I remember walking (or rather floating) to work having just made a re-commitment to God, I was excited, I knew God had changed my life, I longed to see more of him at work, I was hungry.
Later I went off to work for a Church in Wakefield, I saw their leader step out in faith and God doing wonderful things.
For the last 20 years I have worked for various Churches and I worry sometimes that I’ve lost my fire, or at least that fire has cool, the lion has lost something of its roar!
I am at a Church where although I’m one of the clergy nearly everyone there is older than me, and when I talk about stepping out in faith I get hit regularly with this bucket of cold pessimism and defeatism, one guy in particular seems to champion the “God will never do it here” corner, which is really tough.
The last 7 years have been unbelievably tough -people who call themselves Christians can be just so mean and inch by inch you feel more and more deflated by this critical spirit tapping away all the time.
I have been crying out to God for break through, more recently if I’m honest I have been crying out to God for rescue.
Often people (probably well meaningly) talk about how they did great exploits for God when they were young too, I think this is meant to encourage me, and I praise God that they were on fire and did do “mission England” or the “decade of evangelism” but I look at them and think I don’t want to believe my faith in believing in God’s ability to transform is simply “naive youthful exuberance” and “jaded cynicism” is somehow spiritual and actually maturity. At my interview someone said “no one expects miracles in Kingwood”. I believe this is a lie, a demonic lie, maturity in Christ is not youthful naivety. I don’t see “settling down and being comfortable” as part of the call of God on our lives, we are called to follow him ALL the days of our life, not just those reckless early years or at the start of our walk with him.
This is meant to be our daily reality, not just a nostalgic dream.
At this time of struggle, it is a time to pick up and ‘pioneer again’, to not settle for simply what we already have, but to push onto God for more of him, more of his Kingdom.
He may have given us stories we can dine out on and sound spiritual in the past, and I’m sure they will continue to be used for blessing, but like the manna the Israelites ate yesterdays manna does stale and there is plenty for each day.
As we get older our energy can decrease, and we value comfort more.
Do we have the energy to start again? To keep on following Jesus where he calls us? To the new challenge? To the new role? To the new mantle? CS Lewis reminds us “You are never too old to set a new goal or dream another new dream” -especially when that dream is put inside you by the spirit of the living God.
“But gradually the worries of life and the decifulness of wealth constrain the bloodrush of youth, we tame the wild and call it wise”-Pete Greig.
It is the nature of the human condition to pioneer and then too settle, yet God is calling us not to be settled, this earth is not our home, instead we are citizens of heaven.

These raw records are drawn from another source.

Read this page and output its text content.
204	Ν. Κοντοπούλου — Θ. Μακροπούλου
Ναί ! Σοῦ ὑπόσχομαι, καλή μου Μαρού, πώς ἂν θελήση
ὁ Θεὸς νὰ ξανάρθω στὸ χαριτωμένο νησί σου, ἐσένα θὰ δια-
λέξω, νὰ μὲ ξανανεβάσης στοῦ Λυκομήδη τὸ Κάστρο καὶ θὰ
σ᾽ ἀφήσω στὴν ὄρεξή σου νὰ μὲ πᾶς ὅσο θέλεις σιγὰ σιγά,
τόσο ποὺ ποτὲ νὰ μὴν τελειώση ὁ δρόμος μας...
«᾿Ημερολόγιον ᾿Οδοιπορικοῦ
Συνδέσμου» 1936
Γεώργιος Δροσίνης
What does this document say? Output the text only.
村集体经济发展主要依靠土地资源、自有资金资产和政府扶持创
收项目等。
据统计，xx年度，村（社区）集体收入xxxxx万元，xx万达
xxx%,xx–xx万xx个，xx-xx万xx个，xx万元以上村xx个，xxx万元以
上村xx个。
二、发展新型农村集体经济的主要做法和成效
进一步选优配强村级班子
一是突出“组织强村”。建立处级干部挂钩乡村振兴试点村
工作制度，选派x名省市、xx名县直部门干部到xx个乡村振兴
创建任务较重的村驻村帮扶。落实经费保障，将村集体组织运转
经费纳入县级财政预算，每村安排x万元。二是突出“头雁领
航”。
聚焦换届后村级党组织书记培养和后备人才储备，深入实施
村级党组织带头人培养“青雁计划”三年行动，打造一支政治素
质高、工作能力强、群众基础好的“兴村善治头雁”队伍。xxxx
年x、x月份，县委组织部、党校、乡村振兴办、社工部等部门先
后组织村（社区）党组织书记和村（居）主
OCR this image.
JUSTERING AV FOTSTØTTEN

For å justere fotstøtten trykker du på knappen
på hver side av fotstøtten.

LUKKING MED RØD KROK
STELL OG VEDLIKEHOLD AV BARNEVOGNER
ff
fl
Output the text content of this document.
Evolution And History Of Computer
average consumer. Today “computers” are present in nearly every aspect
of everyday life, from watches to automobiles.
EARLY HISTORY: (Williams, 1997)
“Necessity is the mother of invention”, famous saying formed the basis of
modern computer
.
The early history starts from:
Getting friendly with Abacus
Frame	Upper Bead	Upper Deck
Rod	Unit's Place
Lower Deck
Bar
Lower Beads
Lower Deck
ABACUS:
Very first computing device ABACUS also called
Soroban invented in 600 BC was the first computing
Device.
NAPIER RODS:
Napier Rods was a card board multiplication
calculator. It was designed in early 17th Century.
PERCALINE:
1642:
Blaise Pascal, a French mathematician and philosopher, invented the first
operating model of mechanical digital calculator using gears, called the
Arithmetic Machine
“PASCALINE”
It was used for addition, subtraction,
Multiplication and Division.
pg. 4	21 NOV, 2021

we have responsibilities too, what of my wife? what of my children? These are valid questions, but God is able to take care of them, he is able to be faithful with them.
“But is he?” I ask myself, we are struggling here, it seems like the water is rising up and up, and hanging on to the promise that he wont let us drown. I remembered the story of Joseph, and God was faithful to Joseph, but before Joseph got to the Palace he first had to go through the Pit and the Prison.
The problem when we are in a pessimistic environment it can become so corrosive to our faith, to believe differently from the people around us is tough, sometimes being a Christian really does feel like swimming against the tide, and somehow it feels harder to swim against the tide within Churches because it feels like they ought to get it, but sadly they don’t, or they choose not too, and that can be a really tough place to be, it’s the place of Moses with the people of Israel, it was a really tough 40 year desert journey, and he only got to glimpse the promised land, but when he did I know that he would have thought that none of this was done in vain.
God is faithful and is with us even when it doesn’t feel like it, and maybe this side of eternity we will never understand why God led us on the path that he did, why he closed some doors and allowed other doors to open. Yet despite it all, and sometimes through gritted teeth, I still choose to believe that God is good..
Sometimes the place of pain traps us and paralysis us, leaving us unable to move on, Abra(h)ams Father Terah was on his way to the land of Canaan, yet he settled in Haran, the place he names after his son -also called Haran which is clearly not a co-incidence- Haran died, and Terah settled here in his grief. I believe God is saying to us all today not to let pain stop you in your tracks.
Pete Greig says this “It is easy to pioneer when you’re too young to know what it will cost you, when you feel immortal and invincible and the whole of life is an adventure waiting to begin. but Pioneering a second time is hard”.
Yet let’s be Spiritual Abraham’s, never settling for what we have, but pushing on despite the challenges and not getting entangled in the comfort, for the more of God and his Kingdoms. we are not called to be settlers but pioneers.
Don’t stop pioneering, keep going, let’s persevere, let’s see the new thing, the new dream that God has for each one of us.